Start Fiddler. While Fiddler will now intercept traffic from the current user, if there are any existing connections or processes running, Fiddler may miss those as it was not running when the connections were initially established. To force both Workflow Manager and SharePoint Server to recycle and have their traffic to each other get intercepted by Fiddler, recycle SharePoint by running an IISRESET and recycle Workflow Manager by stopping and starting the Windows service Workflow Manager Backend. This can be done with the following two commands at an administrative command prompt.
PS C:\\> IISRESET PS C:\\> net stop WorkflowServiceBackend PS C:\\> net start WorkflowServiceBackend
- Start the workflow.
In the figure below, notice that sessions #18-36 originated from SharePoint and sessions #37-43 originated from Workflow Manager.
Figure 8. Starting the workflow
Notice that in session #36, SharePoint is requesting that Workflow Manager start a workflow (indicated as [A] in the figure) and Workflow Manager responds (indicated as [B] in the figure) with a "Success" message:
Figure 9. "Success" message response
Session #40 is where Workflow Manager is retrieving the list item ID and GUID from SharePoint.
Figure 10. Retrieving item ID and GUID
Figure 11. Updating the list item
The workflow story in the SharePoint release introduced a new layer of abstraction, Workflow Manager 1.0. This new architecture changed how workflows are processed. SharePoint now relies on Workflow Manager 1.0 for all workflow processing and management.

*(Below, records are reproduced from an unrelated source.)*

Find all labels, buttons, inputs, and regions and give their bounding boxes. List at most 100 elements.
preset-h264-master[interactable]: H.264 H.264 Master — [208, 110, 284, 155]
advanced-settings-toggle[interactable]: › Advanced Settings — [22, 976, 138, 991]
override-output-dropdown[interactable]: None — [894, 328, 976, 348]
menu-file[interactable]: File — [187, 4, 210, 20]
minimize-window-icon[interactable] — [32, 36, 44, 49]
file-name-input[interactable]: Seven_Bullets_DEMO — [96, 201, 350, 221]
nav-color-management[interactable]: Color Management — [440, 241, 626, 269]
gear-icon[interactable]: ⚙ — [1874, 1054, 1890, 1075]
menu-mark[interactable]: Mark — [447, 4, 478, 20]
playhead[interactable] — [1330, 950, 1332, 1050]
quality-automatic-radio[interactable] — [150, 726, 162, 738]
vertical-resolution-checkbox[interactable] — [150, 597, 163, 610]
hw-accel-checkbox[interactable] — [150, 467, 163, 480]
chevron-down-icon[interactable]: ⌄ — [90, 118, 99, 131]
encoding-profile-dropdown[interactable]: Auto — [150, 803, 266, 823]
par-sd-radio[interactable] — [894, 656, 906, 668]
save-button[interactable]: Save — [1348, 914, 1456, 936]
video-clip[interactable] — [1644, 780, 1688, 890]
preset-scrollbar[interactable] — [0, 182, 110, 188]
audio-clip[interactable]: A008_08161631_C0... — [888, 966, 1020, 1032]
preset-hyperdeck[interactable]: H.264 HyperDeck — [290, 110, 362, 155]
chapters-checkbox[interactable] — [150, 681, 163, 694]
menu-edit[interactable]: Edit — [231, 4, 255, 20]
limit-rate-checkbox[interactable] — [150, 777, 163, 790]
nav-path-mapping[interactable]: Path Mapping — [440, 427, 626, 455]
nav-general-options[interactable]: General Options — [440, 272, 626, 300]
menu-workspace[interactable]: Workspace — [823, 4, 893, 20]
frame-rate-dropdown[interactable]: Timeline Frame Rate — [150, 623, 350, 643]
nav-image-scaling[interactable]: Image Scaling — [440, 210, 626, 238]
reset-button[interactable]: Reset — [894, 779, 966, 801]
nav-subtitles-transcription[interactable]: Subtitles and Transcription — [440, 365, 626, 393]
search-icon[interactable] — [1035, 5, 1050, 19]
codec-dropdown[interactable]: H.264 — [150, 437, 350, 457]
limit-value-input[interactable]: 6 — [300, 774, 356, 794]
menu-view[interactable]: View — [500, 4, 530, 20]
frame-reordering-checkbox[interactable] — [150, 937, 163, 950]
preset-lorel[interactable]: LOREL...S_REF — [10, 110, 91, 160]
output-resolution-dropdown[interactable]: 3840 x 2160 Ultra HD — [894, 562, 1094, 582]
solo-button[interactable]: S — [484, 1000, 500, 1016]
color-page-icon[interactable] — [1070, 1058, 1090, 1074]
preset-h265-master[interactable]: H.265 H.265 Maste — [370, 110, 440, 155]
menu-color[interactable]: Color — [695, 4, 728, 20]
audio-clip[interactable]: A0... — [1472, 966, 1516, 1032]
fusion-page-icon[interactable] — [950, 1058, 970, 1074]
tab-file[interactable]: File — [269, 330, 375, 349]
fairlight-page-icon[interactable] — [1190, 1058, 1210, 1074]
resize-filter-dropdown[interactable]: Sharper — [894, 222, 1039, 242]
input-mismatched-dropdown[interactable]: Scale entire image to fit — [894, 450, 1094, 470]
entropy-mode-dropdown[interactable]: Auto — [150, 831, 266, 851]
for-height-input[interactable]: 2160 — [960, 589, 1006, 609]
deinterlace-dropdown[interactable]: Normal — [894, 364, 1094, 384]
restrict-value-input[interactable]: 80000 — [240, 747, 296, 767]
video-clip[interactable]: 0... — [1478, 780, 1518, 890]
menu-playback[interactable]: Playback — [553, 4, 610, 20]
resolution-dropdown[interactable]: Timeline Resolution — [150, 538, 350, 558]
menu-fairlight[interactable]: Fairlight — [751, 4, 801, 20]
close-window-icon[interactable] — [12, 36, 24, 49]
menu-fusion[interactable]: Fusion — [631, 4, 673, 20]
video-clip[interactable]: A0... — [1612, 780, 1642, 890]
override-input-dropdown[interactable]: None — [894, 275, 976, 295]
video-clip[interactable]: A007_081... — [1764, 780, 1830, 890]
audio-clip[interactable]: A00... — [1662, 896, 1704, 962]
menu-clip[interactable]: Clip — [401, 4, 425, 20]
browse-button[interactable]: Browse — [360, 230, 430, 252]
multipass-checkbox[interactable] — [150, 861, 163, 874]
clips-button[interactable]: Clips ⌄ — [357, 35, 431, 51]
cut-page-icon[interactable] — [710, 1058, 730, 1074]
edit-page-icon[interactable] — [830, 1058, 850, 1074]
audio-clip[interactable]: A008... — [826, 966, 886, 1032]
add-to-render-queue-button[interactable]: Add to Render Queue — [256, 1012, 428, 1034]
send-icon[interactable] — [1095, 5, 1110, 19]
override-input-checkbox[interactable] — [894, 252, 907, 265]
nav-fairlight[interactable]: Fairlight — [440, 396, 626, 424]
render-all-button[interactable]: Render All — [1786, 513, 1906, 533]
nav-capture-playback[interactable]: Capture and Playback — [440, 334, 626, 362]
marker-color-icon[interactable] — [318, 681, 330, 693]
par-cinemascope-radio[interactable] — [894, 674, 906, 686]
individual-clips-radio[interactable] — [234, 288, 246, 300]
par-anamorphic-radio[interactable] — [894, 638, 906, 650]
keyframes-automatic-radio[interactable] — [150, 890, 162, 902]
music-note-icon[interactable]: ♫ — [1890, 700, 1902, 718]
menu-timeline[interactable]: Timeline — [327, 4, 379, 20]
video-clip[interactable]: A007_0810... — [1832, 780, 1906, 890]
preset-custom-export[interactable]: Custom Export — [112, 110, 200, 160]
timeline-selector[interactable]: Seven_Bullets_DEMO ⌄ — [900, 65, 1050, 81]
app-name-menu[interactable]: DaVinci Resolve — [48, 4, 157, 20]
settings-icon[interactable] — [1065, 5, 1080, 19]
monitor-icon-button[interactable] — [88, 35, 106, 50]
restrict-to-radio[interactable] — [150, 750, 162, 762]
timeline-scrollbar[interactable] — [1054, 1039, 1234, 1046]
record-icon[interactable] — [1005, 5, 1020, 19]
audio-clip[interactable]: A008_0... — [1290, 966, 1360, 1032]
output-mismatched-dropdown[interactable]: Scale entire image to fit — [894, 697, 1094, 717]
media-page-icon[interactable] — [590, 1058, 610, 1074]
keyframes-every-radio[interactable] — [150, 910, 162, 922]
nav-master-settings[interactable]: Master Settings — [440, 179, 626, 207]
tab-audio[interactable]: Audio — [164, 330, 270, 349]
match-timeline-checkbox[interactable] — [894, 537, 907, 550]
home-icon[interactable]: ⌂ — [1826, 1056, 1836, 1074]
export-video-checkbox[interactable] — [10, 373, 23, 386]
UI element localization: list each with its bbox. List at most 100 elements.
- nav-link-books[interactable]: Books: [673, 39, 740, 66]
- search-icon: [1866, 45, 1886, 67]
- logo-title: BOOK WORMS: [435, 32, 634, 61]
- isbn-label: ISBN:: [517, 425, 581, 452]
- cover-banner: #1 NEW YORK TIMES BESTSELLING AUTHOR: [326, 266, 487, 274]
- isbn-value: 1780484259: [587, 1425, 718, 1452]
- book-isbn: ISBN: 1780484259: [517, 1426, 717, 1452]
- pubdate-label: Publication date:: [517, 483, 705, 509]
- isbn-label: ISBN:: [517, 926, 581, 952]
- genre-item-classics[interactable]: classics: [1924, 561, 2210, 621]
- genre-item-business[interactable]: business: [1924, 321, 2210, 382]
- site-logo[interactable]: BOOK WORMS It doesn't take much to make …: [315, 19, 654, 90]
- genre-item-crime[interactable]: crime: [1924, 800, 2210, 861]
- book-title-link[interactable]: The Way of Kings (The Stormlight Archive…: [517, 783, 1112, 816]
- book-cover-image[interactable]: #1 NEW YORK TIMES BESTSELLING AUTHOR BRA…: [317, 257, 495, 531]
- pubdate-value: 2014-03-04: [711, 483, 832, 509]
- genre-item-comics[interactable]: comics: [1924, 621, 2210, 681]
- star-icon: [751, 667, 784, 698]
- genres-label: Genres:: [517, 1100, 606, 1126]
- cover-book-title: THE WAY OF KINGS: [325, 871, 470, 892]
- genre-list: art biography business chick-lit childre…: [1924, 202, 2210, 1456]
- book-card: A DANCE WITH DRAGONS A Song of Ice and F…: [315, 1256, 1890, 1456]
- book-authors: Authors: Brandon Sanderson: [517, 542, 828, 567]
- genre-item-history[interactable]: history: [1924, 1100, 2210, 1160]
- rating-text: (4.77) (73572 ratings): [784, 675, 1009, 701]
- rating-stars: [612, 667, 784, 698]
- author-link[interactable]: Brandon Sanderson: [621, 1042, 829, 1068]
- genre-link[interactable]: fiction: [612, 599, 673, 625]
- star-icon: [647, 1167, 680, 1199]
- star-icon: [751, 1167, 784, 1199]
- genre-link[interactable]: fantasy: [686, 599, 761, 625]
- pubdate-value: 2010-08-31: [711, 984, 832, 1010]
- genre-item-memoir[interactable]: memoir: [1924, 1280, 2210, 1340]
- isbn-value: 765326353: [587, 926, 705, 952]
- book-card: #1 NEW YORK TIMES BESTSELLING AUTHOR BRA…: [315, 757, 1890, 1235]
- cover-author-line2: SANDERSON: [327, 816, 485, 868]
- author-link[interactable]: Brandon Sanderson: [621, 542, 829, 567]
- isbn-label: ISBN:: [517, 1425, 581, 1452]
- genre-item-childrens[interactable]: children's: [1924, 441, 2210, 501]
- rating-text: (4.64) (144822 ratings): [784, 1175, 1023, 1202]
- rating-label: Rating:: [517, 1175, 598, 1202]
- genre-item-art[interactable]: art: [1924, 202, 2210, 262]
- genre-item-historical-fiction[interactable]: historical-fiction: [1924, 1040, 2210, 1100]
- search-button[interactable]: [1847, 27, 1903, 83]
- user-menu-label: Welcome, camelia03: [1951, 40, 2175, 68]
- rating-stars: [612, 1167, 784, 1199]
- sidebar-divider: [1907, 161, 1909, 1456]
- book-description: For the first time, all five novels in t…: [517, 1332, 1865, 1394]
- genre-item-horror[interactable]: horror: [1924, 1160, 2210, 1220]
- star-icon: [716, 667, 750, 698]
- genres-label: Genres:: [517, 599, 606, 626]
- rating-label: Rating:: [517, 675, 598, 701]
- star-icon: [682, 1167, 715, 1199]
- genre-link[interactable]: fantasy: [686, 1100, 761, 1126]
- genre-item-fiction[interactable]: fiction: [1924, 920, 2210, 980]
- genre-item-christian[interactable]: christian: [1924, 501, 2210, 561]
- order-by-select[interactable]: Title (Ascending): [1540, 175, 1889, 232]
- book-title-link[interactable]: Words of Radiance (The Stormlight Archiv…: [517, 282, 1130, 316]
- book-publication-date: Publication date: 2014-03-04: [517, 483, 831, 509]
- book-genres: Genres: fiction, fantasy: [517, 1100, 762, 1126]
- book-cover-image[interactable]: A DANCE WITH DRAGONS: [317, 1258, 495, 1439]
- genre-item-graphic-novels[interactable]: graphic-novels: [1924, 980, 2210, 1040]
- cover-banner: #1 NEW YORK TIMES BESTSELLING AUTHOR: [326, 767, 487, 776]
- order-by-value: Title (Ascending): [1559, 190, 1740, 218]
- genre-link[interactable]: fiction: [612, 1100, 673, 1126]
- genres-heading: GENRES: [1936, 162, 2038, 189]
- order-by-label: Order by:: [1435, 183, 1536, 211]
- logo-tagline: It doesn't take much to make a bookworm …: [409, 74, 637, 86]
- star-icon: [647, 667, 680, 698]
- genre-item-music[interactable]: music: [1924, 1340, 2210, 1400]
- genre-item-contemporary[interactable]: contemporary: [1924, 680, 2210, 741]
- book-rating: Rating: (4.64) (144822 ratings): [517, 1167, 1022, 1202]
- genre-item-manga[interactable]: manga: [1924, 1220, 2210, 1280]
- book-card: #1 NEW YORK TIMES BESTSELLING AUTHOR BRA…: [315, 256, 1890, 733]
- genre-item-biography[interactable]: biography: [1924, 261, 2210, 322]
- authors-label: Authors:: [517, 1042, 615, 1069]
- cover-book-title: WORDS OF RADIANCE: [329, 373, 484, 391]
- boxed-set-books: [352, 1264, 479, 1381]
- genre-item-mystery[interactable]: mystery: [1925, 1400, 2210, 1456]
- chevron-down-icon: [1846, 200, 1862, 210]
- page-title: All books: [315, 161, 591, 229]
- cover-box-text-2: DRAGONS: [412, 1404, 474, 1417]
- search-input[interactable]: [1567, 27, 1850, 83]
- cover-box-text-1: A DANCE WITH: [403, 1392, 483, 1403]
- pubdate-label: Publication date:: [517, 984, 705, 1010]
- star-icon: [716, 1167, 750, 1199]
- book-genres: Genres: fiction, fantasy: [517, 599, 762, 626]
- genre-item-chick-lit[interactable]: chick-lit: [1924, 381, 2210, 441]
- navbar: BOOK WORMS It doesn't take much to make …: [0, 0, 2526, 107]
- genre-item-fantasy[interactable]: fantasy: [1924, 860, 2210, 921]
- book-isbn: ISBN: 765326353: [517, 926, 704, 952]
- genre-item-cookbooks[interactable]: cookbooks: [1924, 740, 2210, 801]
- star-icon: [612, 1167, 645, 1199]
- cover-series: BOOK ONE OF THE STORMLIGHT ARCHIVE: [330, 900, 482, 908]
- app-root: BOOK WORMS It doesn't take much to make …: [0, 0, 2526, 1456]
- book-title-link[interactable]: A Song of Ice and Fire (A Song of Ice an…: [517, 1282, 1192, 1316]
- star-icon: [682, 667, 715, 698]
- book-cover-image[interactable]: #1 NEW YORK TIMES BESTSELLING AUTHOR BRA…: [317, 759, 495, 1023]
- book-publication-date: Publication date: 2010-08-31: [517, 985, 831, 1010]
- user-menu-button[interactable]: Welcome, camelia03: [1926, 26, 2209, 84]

One task you need to perform when creating custom applications and business processes in workflows is debugging your work. The new workflow architecture of SharePoint offers the same debugging options that existed in previous versions of SharePoint. However, the new architecture offers two new options when creating custom workflows using the new architecture. This article explained the legacy debugging options as well as the new options using the WriteLine activity and using Fiddler for intercepting and inspecting traffic between SharePoint and Workflow Manager 1.0.